A concrete example: a healthcare AI deploys a new model version. The team runs the XSTest-style suite via the simulate SDK’s Scenario.load_dataset against the agent. Results: harmful-refused 96%, safe-complied 78%. The over-refusal rate of 22% is unacceptable for a healthcare assistant where users frequently ask about medications, dosages, and side effects that contain words tagged as risky by an over-trained safety classifier. The team uses the GEPA optimizer (agent-opt) to refine the system prompt against both cohorts simultaneously. After three iterations, harmful-refused holds at 95% and safe-complied lifts to 91%. The release ships behind Agent Command Center’s traffic-mirroring to verify production behavior matches simulation.

How to Measure or Detect It

XSTest-style evaluation requires both refusal-correctness and refusal-precision signals:

  • AnswerRefusal — scores whether the model refused; combined with prompt label, computes refusal precision and recall.
  • ContentSafety — flags actual unsafe content in compliant responses.
  • Toxicity — secondary safety screen on responses.
  • Balanced accuracy (dashboard signal) — average of harmful-refused-rate and safe-complied-rate.
  • Refusal F1 — combines precision (correct refusals / all refusals) and recall (correct refusals / all unsafe prompts).
  • Over-refusal cohort breakdown — which categories of safe prompts get refused; surfaces over-broad guardrails.
from fi.evals import AnswerRefusal, ContentSafety

refusal = AnswerRefusal()
safety = ContentSafety()

# Run across both cohorts; compute balanced accuracy externally.
result_refusal = refusal.evaluate(output=model_response, input=prompt)
result_safety = safety.evaluate(output=model_response)

Common Mistakes

  • Reporting refusal rate alone. A 99% refusal rate on unsafe prompts is meaningless without the safe-prompt rate.
  • Training on harmful prompts only. Models become over-cautious; train on both safe and harmful with balanced labels.
  • One guardrail threshold. Different content categories need different sensitivity; tune per category.
  • No regression eval per release. Safety behavior drifts with prompt and model changes; gate every release on balanced accuracy.
  • Ignoring localization. Refusal patterns vary across languages; XSTest needs language-specific equivalents.
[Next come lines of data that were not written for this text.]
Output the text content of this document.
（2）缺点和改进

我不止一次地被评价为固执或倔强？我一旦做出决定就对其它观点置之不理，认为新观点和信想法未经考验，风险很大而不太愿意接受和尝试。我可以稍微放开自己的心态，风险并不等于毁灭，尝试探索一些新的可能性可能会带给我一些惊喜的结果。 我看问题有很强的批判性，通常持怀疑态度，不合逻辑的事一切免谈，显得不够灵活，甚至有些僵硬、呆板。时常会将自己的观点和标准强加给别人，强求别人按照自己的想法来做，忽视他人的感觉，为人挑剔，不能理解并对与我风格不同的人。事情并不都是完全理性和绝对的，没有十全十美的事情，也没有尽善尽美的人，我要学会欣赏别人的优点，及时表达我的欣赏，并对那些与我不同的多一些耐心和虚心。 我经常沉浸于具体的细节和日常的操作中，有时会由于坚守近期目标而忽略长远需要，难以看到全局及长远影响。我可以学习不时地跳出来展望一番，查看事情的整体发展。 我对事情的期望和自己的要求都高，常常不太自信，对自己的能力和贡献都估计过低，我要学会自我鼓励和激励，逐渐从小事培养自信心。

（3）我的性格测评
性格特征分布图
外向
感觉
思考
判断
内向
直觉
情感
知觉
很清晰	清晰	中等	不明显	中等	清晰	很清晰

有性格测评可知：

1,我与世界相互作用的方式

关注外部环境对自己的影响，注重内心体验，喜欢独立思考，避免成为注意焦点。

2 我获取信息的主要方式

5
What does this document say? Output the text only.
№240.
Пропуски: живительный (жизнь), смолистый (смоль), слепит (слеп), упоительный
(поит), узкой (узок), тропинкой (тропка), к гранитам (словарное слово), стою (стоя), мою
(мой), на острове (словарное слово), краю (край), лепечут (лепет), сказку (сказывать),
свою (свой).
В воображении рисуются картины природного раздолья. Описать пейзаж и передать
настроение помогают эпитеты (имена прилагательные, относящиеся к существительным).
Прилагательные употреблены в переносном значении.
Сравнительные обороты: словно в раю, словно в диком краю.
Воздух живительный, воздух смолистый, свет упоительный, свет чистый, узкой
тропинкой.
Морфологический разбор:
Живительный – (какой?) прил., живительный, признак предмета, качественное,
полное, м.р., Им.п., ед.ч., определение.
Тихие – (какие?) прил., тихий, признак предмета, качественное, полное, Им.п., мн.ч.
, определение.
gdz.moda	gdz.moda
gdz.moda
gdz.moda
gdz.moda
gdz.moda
Frequently Asked Questions

What is the XSTest harmful content attack?

XSTest is a safety benchmark that tests whether an LLM correctly distinguishes genuinely unsafe requests from safe-but-superficially-similar ones. The harmful-content portion contains prompts designed to elicit dangerous output; paired safe variants test for over-refusal.

How is XSTest different from HarmBench or SafetyBench?

HarmBench focuses purely on adversarial harmful prompts; SafetyBench is a broader multi-domain benchmark. XSTest is unique in pairing harmful prompts with safe near-twins, so it scores both under-refusal (unsafe behavior) and over-refusal (broken helpfulness).

How does FutureAGI run XSTest-style attacks?

FutureAGI ships XSTest-style scenarios via the simulate SDK and Protect's red-team suite. Each prompt runs through the agent; AnswerRefusal scores correct refusal on harmful prompts and ContentSafety verifies safe-prompt responses are not over-refused.